The BVI government is taking steps to further strengthen the territory against acts of money laundering, after recently approving a National Anti-Money Laundering and Countering of the Financing of Terrorism (AML/CFT) Policy and a National AML/CFT Strategy for 2021-2023.

Both the policy and the strategy were recently approved in Cabinet during a May 19 meeting and are scheduled to be laid on the table in the House of Assembly at the next convenient sitting.

According to the post meeting statement from Cabinet which was published on June 3, the policy and the strategy seeks to ensure a high level of compliance with the FATF Standards – the internationally endorsed global standards against money laundering and terrorist financing.
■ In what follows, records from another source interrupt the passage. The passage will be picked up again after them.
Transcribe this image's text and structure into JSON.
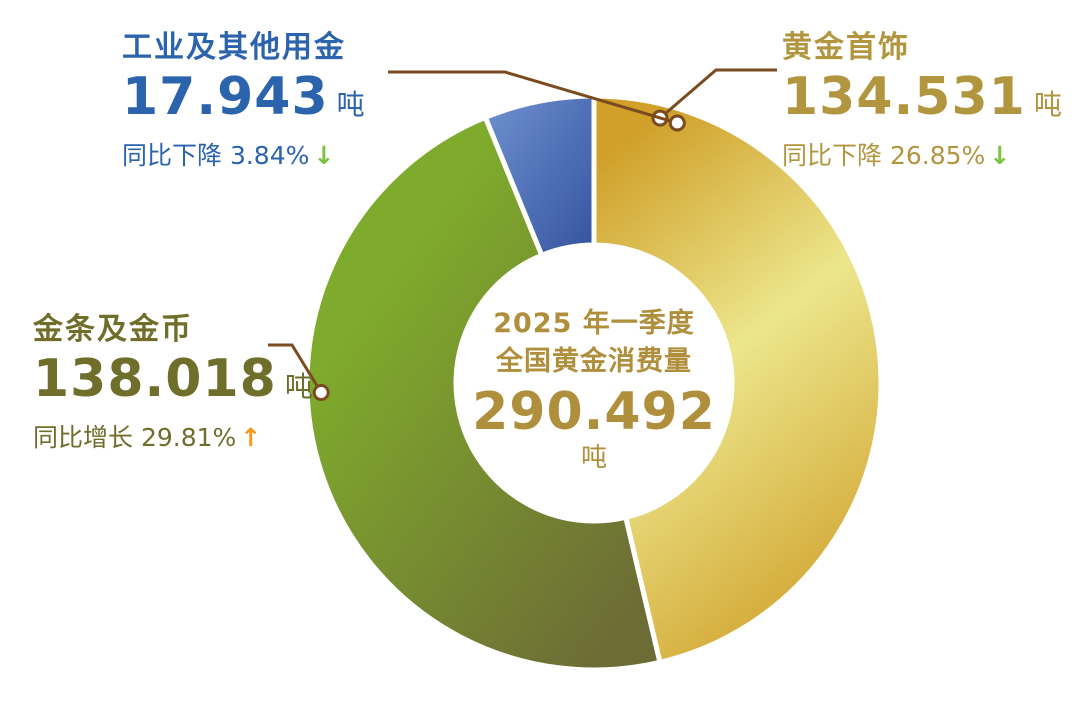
{
  "chart_data": {
    "type": "pie",
    "title": "2025 年一季度 全国黄金消费量",
    "title_lines": [
      "2025 年一季度",
      "全国黄金消费量"
    ],
    "total": "290.492",
    "unit": "吨",
    "donut": true,
    "series": [
      {
        "name": "黄金首饰",
        "value": 134.531,
        "value_text": "134.531",
        "unit": "吨",
        "change_text": "同比下降 26.85%",
        "direction": "down",
        "arrow": "↓",
        "arrow_color": "#7cc142",
        "label_color": "#b2963f",
        "change_color": "#b2963f",
        "color_light": "#ece68c",
        "color_dark": "#d0a02a"
      },
      {
        "name": "金条及金币",
        "value": 138.018,
        "value_text": "138.018",
        "unit": "吨",
        "change_text": "同比增长 29.81%",
        "direction": "up",
        "arrow": "↑",
        "arrow_color": "#f39b1f",
        "label_color": "#6f6e2a",
        "change_color": "#6f6e2a",
        "color_light": "#7fab2c",
        "color_dark": "#6d6c35"
      },
      {
        "name": "工业及其他用金",
        "value": 17.943,
        "value_text": "17.943",
        "unit": "吨",
        "change_text": "同比下降 3.84%",
        "direction": "down",
        "arrow": "↓",
        "arrow_color": "#7cc142",
        "label_color": "#2c63ad",
        "change_color": "#2c63ad",
        "color_light": "#6f91cf",
        "color_dark": "#34539f"
      }
    ],
    "connector_color": "#7a4b1f"
  }
}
In addition, the policy and the strategy also seek to protect the BVI’s economy “against the potential negative impacts of money laundering, terrorist financing and proliferation financing.”

AML/CFT Implementation Unit

Once the two instruments have been laid on the table of the House, Cabinet has instructed that the AML/CFT Implementation Unit take the relevant steps to ensure publication of the documents.

These documents should be published on websites of all competent authorities and law enforcement agencies, as well as the official website of the Government of the Virgin Islands.

Cabinet also tasked the implementation unit with the responsibility of developing an action plan for the successful implementation of both the strategy and policy, and to monitor their progression once implemented.

BVI’s history of money laundering accusations

This development follows a number of recent accusations from international financial reports, which claimed that the territory’s financial services industry has been aiding money launderers.

Most notably, the Fincen Files scandal in 2020, which involved more than 2,500 leaked documents from some of the world’s mega banks, named the BVI as one of the countries where these banks were allowing criminals to hide illegally obtained money.

According to the International Consortium of Investigative Journalists, at least 20 percent of the 2500 leaked files contained clients who listed their address as the British Virgin Islands.